Tuesday, May 30, 2017

Creative Food Ideas

What I love about Food Network Magazine is how they create recipes for the everyday cook but add in a creative twist or think outside the box idea. Take for instance in the current summer issue Salad on a Stick is featured. The photo below is Pasta Salad on a Stick and then there's Chef's Salad on a Stick,  Caesar Salad on a Stick, Garden Salad on a Stick,  Nicoise Salad on a Stick and Steakhouse Salad on a Stick. Each photo comes with how to directions and a suggested dressing recipe.  
Each month there's an insert booklet titled 50 Ways e.g use an avocado, burger toppings or cake pops .
Another featured item this month was Old Bay Seasoning
with some creative ideas to use the seasoning on foods other than seafood  e.g. hummus. fruit cubes. grilled cheese. bacon and French toast. When Old Bay was first sold in the 1940's the spice blend was called Delicious Brand Shrimp and Crab Seasoning.The exact combination of ingredients remains a secret but old cans listed the following ingredients: celery salt, pepper, mustard, pimento, cloves, laurel leaves. mace, cardamom, ginger, cassia and paprika.  
Keeping with the red, white and blue theme this dessert has it all.  Color, taste, fresh fruit and easy to put together making this treat a real winner. 
                                                   Lemon Berry Shortcake
Cook's Notes: Prepare the sauce a day ahead and refrigerate until needed.
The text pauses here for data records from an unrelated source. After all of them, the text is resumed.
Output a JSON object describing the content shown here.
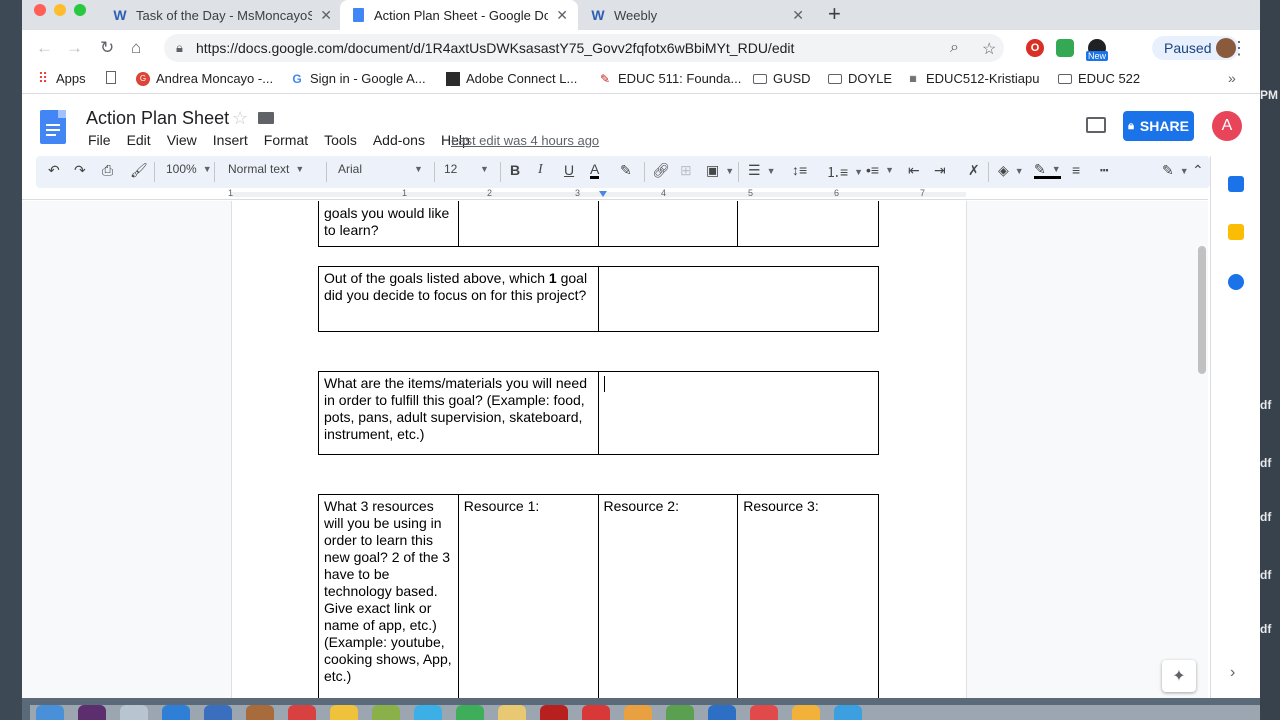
{
  "browser": {
    "tabs": [
      {
        "title": "Task of the Day - MsMoncayoS",
        "favicon": "weebly-icon"
      },
      {
        "title": "Action Plan Sheet - Google Doc",
        "favicon": "docs-icon",
        "active": true
      },
      {
        "title": "Weebly",
        "favicon": "weebly-icon"
      }
    ],
    "url": "https://docs.google.com/document/d/1R4axtUsDWKsasastY75_Govv2fqfotx6wBbiMYt_RDU/edit",
    "profile_status": "Paused",
    "ext_badge": "New",
    "bookmarks": [
      "Apps",
      "Andrea Moncayo -...",
      "Sign in - Google A...",
      "Adobe Connect L...",
      "EDUC 511: Founda...",
      "GUSD",
      "DOYLE",
      "EDUC512-Kristiapu",
      "EDUC 522"
    ],
    "bookmarks_more": "»"
  },
  "docs": {
    "title": "Action Plan Sheet",
    "menu": [
      "File",
      "Edit",
      "View",
      "Insert",
      "Format",
      "Tools",
      "Add-ons",
      "Help"
    ],
    "last_edit": "Last edit was 4 hours ago",
    "share_label": "SHARE",
    "account_initial": "A",
    "toolbar": {
      "zoom": "100%",
      "style": "Normal text",
      "font": "Arial",
      "size": "12"
    },
    "ruler": [
      "1",
      "1",
      "2",
      "3",
      "4",
      "5",
      "6",
      "7"
    ]
  },
  "document": {
    "table1": {
      "q": "goals you would like to learn?"
    },
    "table2": {
      "q_pre": "Out of the goals listed above, which ",
      "q_bold": "1",
      "q_post": " goal did you decide to focus on for this project?"
    },
    "table3": {
      "q": "What are the items/materials you will need in order to fulfill this goal? (Example: food, pots, pans, adult supervision, skateboard, instrument, etc.)"
    },
    "table4": {
      "q": "What 3 resources will you be using in order to learn this new goal? 2 of the 3 have to be technology based. Give exact link or name of app, etc.)(Example: youtube, cooking shows, App, etc.)",
      "r1": "Resource 1:",
      "r2": "Resource 2:",
      "r3": "Resource 3:"
    }
  },
  "desktop": {
    "clip_labels": [
      "PM",
      "df",
      "df",
      "df",
      "df",
      "df"
    ]
  }
}
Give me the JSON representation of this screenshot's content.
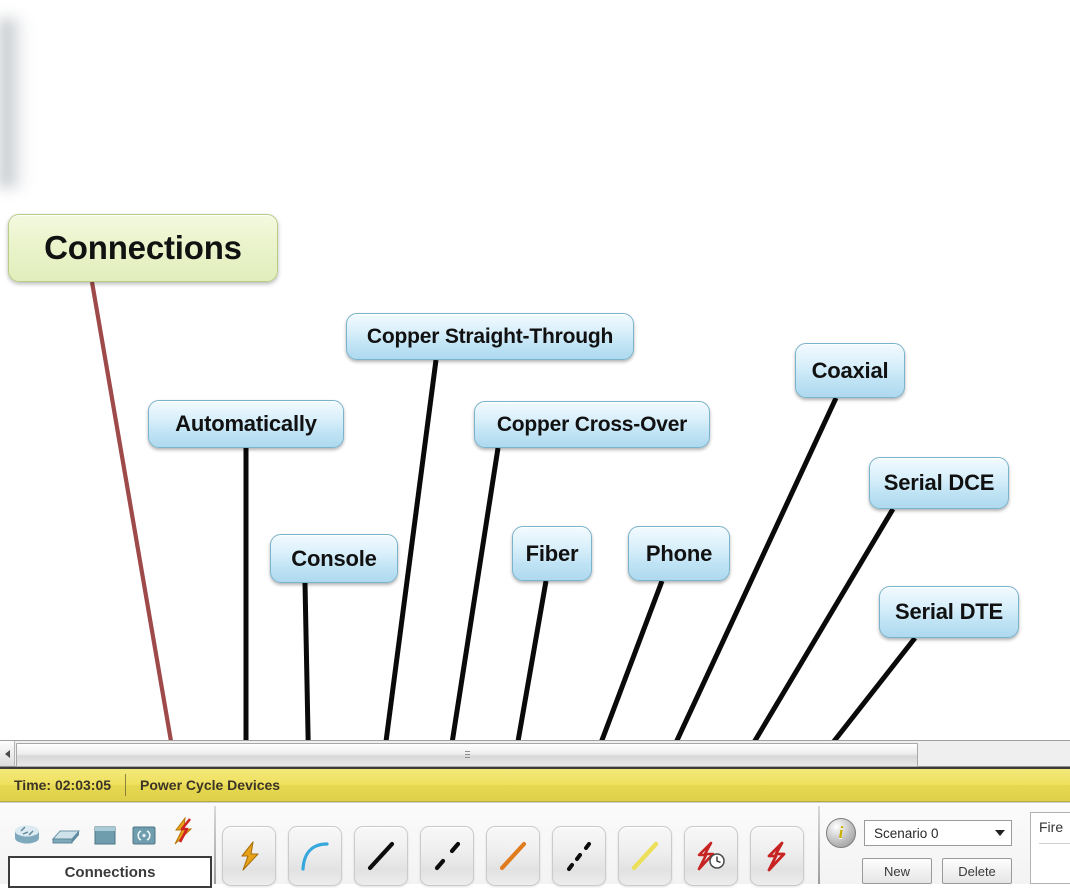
{
  "annotation": {
    "title_label": {
      "text": "Connections",
      "color": "#eaf3cb"
    },
    "callouts": [
      {
        "id": "automatically",
        "text": "Automatically"
      },
      {
        "id": "console",
        "text": "Console"
      },
      {
        "id": "copper-straight-through",
        "text": "Copper Straight-Through"
      },
      {
        "id": "copper-cross-over",
        "text": "Copper Cross-Over"
      },
      {
        "id": "fiber",
        "text": "Fiber"
      },
      {
        "id": "phone",
        "text": "Phone"
      },
      {
        "id": "coaxial",
        "text": "Coaxial"
      },
      {
        "id": "serial-dce",
        "text": "Serial DCE"
      },
      {
        "id": "serial-dte",
        "text": "Serial DTE"
      }
    ],
    "arrow_colors": {
      "pointer": "#0a0a0a",
      "title_pointer": "#9e4a4a"
    }
  },
  "app": {
    "statusbar": {
      "time_label": "Time: 02:03:05",
      "power_cycle_label": "Power Cycle Devices",
      "background": "#efe05e"
    },
    "device_panel": {
      "category_label": "Connections",
      "category_icons": [
        {
          "name": "router-icon",
          "title": "Routers"
        },
        {
          "name": "switch-icon",
          "title": "Switches"
        },
        {
          "name": "hub-icon",
          "title": "Hubs"
        },
        {
          "name": "wireless-icon",
          "title": "Wireless Devices"
        },
        {
          "name": "connections-icon",
          "title": "Connections"
        }
      ]
    },
    "connection_tools": [
      {
        "name": "automatic-connection-tool",
        "label": "Automatically",
        "icon": "lightning-gold-icon"
      },
      {
        "name": "console-connection-tool",
        "label": "Console",
        "icon": "blue-curve-icon"
      },
      {
        "name": "copper-straight-connection-tool",
        "label": "Copper Straight-Through",
        "icon": "black-line-icon"
      },
      {
        "name": "copper-cross-connection-tool",
        "label": "Copper Cross-Over",
        "icon": "black-dashed-icon"
      },
      {
        "name": "fiber-connection-tool",
        "label": "Fiber",
        "icon": "orange-line-icon"
      },
      {
        "name": "phone-connection-tool",
        "label": "Phone",
        "icon": "black-dotted-icon"
      },
      {
        "name": "coaxial-connection-tool",
        "label": "Coaxial",
        "icon": "yellow-line-icon"
      },
      {
        "name": "serial-dce-connection-tool",
        "label": "Serial DCE",
        "icon": "red-lightning-clock-icon"
      },
      {
        "name": "serial-dte-connection-tool",
        "label": "Serial DTE",
        "icon": "red-lightning-icon"
      }
    ],
    "scenario_panel": {
      "selected_scenario": "Scenario 0",
      "new_button": "New",
      "delete_button": "Delete"
    },
    "fire_panel": {
      "label": "Fire"
    }
  }
}
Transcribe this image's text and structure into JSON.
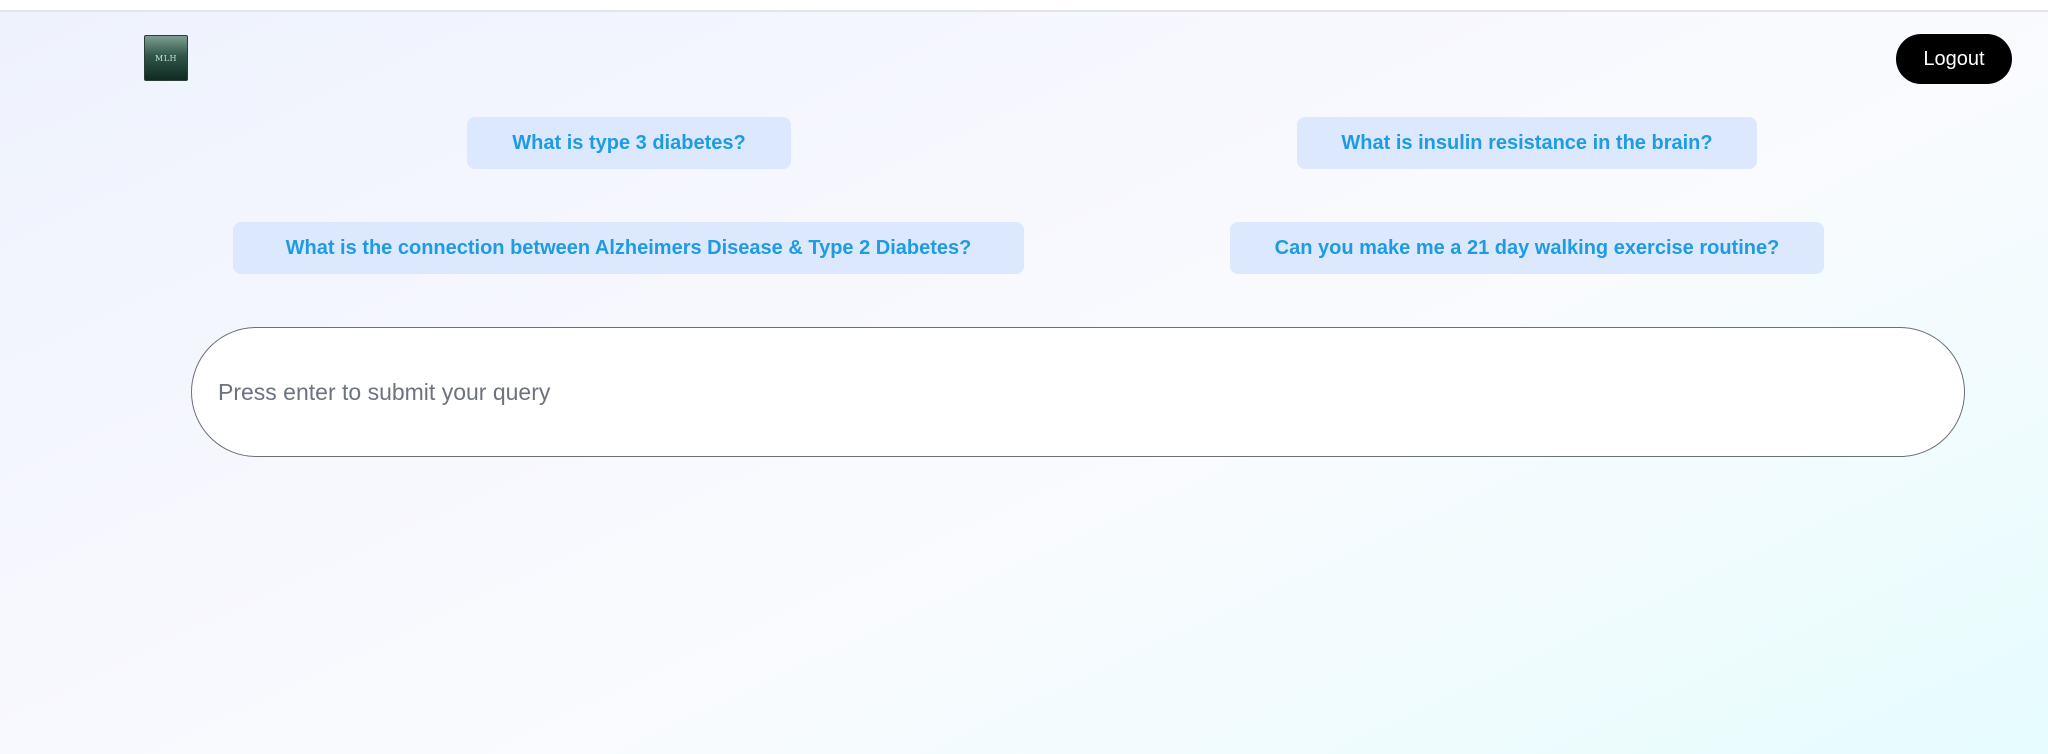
{
  "header": {
    "logo_text": "MLH",
    "logout_label": "Logout"
  },
  "suggestions": [
    {
      "label": "What is type 3 diabetes?"
    },
    {
      "label": "What is insulin resistance in the brain?"
    },
    {
      "label": "What is the connection between Alzheimers Disease & Type 2 Diabetes?"
    },
    {
      "label": "Can you make me a 21 day walking exercise routine?"
    }
  ],
  "query": {
    "value": "",
    "placeholder": "Press enter to submit your query"
  },
  "colors": {
    "chip_background": "#dbe8fd",
    "chip_text": "#1e9be3",
    "logout_background": "#000000"
  }
}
The cake recipe called for adding  1 cup sliced strawberries to the batter which I did and it was fine. But since the cake is served with a strawberry/raspberry sauce this step could be omitted.  The cake is moist with the addition of buttermilk and flavorful with lemon juice and zest. It's a recipe keeper in my book. Recipe adapted from Taste of Home Magazine and serves 6-8. 
Cake Ingredients:
  • 1-1/3 cups flour
  • 1/2 cup sugar
  • 2 tsp. baking powder
  • 1/4 tsp. salt
  • 1 large egg
  • 2/3 cup buttermilk
  • 1/4 cup melted butter
  • 1-2 tsp. grated lemon zest
  • 1 TB lemon juice 
  • 1 tsp.vanilla  or 1/2 tsp. almond extract
  • optional 1 cup diced fresh strawberries
Cake Directions:
  • Preheat oven to 350 degrees. Grease bottom and sides of a 9 inch round cake pan.
  • In a bowl sift and whisk first 4 ingredients together. 
  • In another bowl whisk the egg, buttermilk, melted butter, lemon peel, lemon juice, and vanilla or almond extract. 
  • Add to dry ingredients and stir just until moistened. Fold in strawberries. Transfer batter to pan and evenly smooth out. 
  • Bake 20-22 minutes or until a toothpick inserted in center comes out clean. Cool in pan 5 minutes and invert on to a plate.    
Raspberry Strawberry Sauce 
  • ¼ cup sugar
  • 2 TB. tapioca
  • 1 package frozen sweetened raspberries, thawed in the juices from the box (I used product Birdseye Whole Red Raspberries with Syrup)
  • 1 pint of fresh raspberries 
  • 2 cups diced strawberries
  • ½ cup orange juice
  • 1 cinnamon stick
  • 1/8 tsp. salt
  • dash of nutmeg
  • 1 TB. fresh lemon juice
  • 1 TB cherry brandy or Grand Marnier

  • In a large saucepan, combine sugar and tapioca.
  • Add one package of raspberries with juice, stir to coat with sugar and tapioca.
  • Let stand 15 minutes in pan.
  • Stir in orange juice,cinnamon stick, salt and nutmeg.
  • Bring to a slow boil, stirring occasionally.
  • Remove from heat, add lemon juice, a pint of fresh raspberries and diced strawberries.
  • Cool at least 15 minutes, remove cinnamon stick and refrigerate.
PLEASE NOTE A CORRECTION:There was an incorrect rice measurement in the ingredient list and in the how to rice directions  for Chicken with Wild Rice Casserole recently posted. http://sockfairies.blogspot.com/2017/05/memorial-day.html
It has been corrected in the original recipe.  I apologize for the confusion.